One of those was the inability to make choices about my life. In some ways, I THOUGHT I was making choices — but looking back, they were really more about surviving, not living.

Now, I’m finding myself in a position where I truly hate — HATE — my job. Some days I barely make it in there. What is bringing about this hatred? Three things, as best I can figure:

1) It’s very paternalistic. Both directors are male, and they assert their authority every chance they get. Our overall boss is male. And, it’s a medical school: university plus medical doctors = male-dominated culture. I don’t want to work for this many men, especially men who enjoy being in power.

2) “Leadership” doesn’t lead. They don’t want to be leaders, and they don’t have what it takes to be leaders. I am learning nothing from them and, if given the opportunity, could lead them as well as run circles around them.

3) The job itself allows me very little creativity and autonomy. Every time I assert myself, I’m told “no.” My boss doesn’t come right out and say the word “no,” but he acts passive aggressively and undermines my work on a regular basis.

My solution: Strike out on my own. So I’m developing my own business and will stay in this job until I can afford to quit. It’s tough. It means that I literally work all the time: Before I go to the office, on my lunch break, when I get home after the gym at night, almost all weekend/every weekend. I’m determined, though, to make this business succeed.

I have to. My mental health depends on it.

Wow

Tough day today at my job. My self-confidence was smacked down to the ground. It felt like that, literally. My face hit the proverbial pavement, in the torrential rain we had here today.

My boss uses passive-aggressive tactics to undermine his staff on a routine basis, and today was a whopper example of that, directed right at me.

I’m using harsh language because his behavior didn’t just feel abusive, it was abusive.

He has been told by higher-ups that he needs to change his management style. He has asked me why morale is so low, and I’ve told him. His own boss sent him and another person at his level to a mediator because they didn’t get along. Then, all of the rest of us were dragged to a “staff day” so we could try to create a better team.

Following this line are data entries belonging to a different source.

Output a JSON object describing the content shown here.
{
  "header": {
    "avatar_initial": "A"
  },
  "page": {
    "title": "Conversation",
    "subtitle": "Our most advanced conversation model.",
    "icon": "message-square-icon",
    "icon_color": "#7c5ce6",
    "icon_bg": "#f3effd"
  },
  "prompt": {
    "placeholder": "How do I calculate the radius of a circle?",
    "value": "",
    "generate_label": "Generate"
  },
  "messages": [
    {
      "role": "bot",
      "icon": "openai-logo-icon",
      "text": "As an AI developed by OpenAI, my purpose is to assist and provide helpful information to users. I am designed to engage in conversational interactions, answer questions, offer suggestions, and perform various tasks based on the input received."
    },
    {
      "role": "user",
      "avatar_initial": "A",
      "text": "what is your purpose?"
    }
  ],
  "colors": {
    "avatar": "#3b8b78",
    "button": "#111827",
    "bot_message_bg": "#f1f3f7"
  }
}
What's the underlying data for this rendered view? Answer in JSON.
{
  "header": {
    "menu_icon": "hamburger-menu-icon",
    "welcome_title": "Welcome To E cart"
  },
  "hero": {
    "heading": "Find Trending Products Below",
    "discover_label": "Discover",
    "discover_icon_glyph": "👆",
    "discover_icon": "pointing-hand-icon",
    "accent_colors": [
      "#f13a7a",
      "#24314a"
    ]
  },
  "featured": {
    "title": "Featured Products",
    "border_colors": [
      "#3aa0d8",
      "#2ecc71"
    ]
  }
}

He has everything he needs to make positive changes in how he interacts with people, but he is refusing to do it. I don’t know what’s stopping him, but based on some other factors — he’s more than 100 pounds overweight and doesn’t do anything to take care of himself, and he looks sad all the time — I think it’s something very deep he’s grappling with.

The only thing that has kept me even mildly afloat today is the realization that I didn’t cause his behavior. In years past, I would have thought that, believed that. Today, I know it’s not true. He is in control of his own behavior, not me.

Trauma therapy taught me a lot, including recognizing that people do mean things because they choose to do them, not because I cause them to do them.

I hope I can remember that lesson when I see him tomorrow.